The Association of Lithuanian Municipalities has been the most active lobbyist, submitting proposals on 127 bills, according to TIL. Other active organizations were the Law Institute (75 bills) and the Lithuanian Free Market Institute (35 bills).
Murauskas said that there is nothing wrong in interest groups approaching legislators with suggestions and proposals for legislation, particularly when that is done through accepted channels.
That way, the public can see who is proposing what, making the legislative process transparent.
“It would be wrong to say that groups trying to influence legislative processes through official channels is bad. The important thing, however, is to make sure that all interested groups have equal opportunity to have a say on bills, that their opinions are taken into account and analysed before decisions are made,” according to Murauskas.
Problems begin when groups are trying to influence legislation via different channels that are not included in official or publicly available records.
Murauskas said that TIL conducted a survey of Lithuanian entrepreneurs in 2014. The results revealed extensive use of unofficial networks of influence, like personal connections, contributions to political campaigns, meetings at unofficial events. Some 80% of surveyed entrepreneurs said they had heard about such cases.
Lawyer Liudvikas Ragauskis, who is officially registered as a lobbyist, said that there are always individuals and organizations eager to swing politicians their way.
“Another issue is that officially registered lobbyists in Lithuania account for a mere 5% of people who try to influence legislators. The remaining 95% are interest group representatives who operate in the ‘grey’ zone. It is good that some of them get into the records when they submit proposals, but the main part of lobbying is not publicly visible.

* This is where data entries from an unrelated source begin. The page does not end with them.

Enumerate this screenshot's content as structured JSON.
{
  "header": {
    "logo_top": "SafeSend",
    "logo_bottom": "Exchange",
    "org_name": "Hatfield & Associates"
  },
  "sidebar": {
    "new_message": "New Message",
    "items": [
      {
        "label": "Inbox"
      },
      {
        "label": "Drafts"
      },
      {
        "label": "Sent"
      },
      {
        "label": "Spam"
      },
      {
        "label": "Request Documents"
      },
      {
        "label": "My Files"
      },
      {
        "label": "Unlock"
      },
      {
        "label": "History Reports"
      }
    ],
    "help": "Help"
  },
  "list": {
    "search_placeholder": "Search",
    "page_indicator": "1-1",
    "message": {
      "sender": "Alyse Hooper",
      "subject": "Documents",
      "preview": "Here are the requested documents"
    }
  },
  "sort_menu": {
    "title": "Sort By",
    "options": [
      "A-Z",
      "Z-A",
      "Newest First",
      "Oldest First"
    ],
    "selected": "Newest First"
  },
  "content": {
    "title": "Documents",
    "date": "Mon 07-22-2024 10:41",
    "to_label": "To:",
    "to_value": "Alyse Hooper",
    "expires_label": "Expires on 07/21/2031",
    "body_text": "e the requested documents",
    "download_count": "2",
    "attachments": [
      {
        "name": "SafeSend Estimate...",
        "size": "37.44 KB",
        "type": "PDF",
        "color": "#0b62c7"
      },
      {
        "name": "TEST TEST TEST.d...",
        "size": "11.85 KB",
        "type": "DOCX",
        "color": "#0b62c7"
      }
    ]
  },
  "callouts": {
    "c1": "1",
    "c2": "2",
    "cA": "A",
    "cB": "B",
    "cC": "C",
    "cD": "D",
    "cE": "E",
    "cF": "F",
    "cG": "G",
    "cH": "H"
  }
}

“It often happens that interest groups get MPs to sign their names underneath legislative proposals, thus hiding who is actually behind them,” Ragauskis tells Lietuvos Žinios.
The parliamentary Healthcare Committee had most meetings with interest groups, according to TIL data. The committee’s members have worked with 20 experts on over 130 pieces of legislation.
MP Agnė Bilotaitė, a member of the Seimas Anti-Corruption Commission, said she found that “very interesting”.
“To be frank, the fields covered by the Seimas Healthcare Committee are quite sensitive: medicine, pharmacy, medical equipment. There is a lot of money involved as well as many interested groups who often compete against one another,” Bilotaitė, a conservative, said.
“If everything is done transparently, if all willing experts are invited to committee meetings, everything is fine. It often happens, however, that with the help of particular individuals, it is possible to form expert groups very favourable to some interests and not others. Not a very good prospect,” she adds.
Vytautas Nekrošius, law professor at Vilnius University, said he saw nothing wrong in associations or interest groups wanting to influence legislation, as long as it is done transparently and according to the law.
“The problem in Lithuania is that they [interest groups] are trying to hide their visits and conversations with politicians, even though they are about perfectly normal things. All this should be done publicly, so that everyone knows about and can draw their own conclusions,” he said.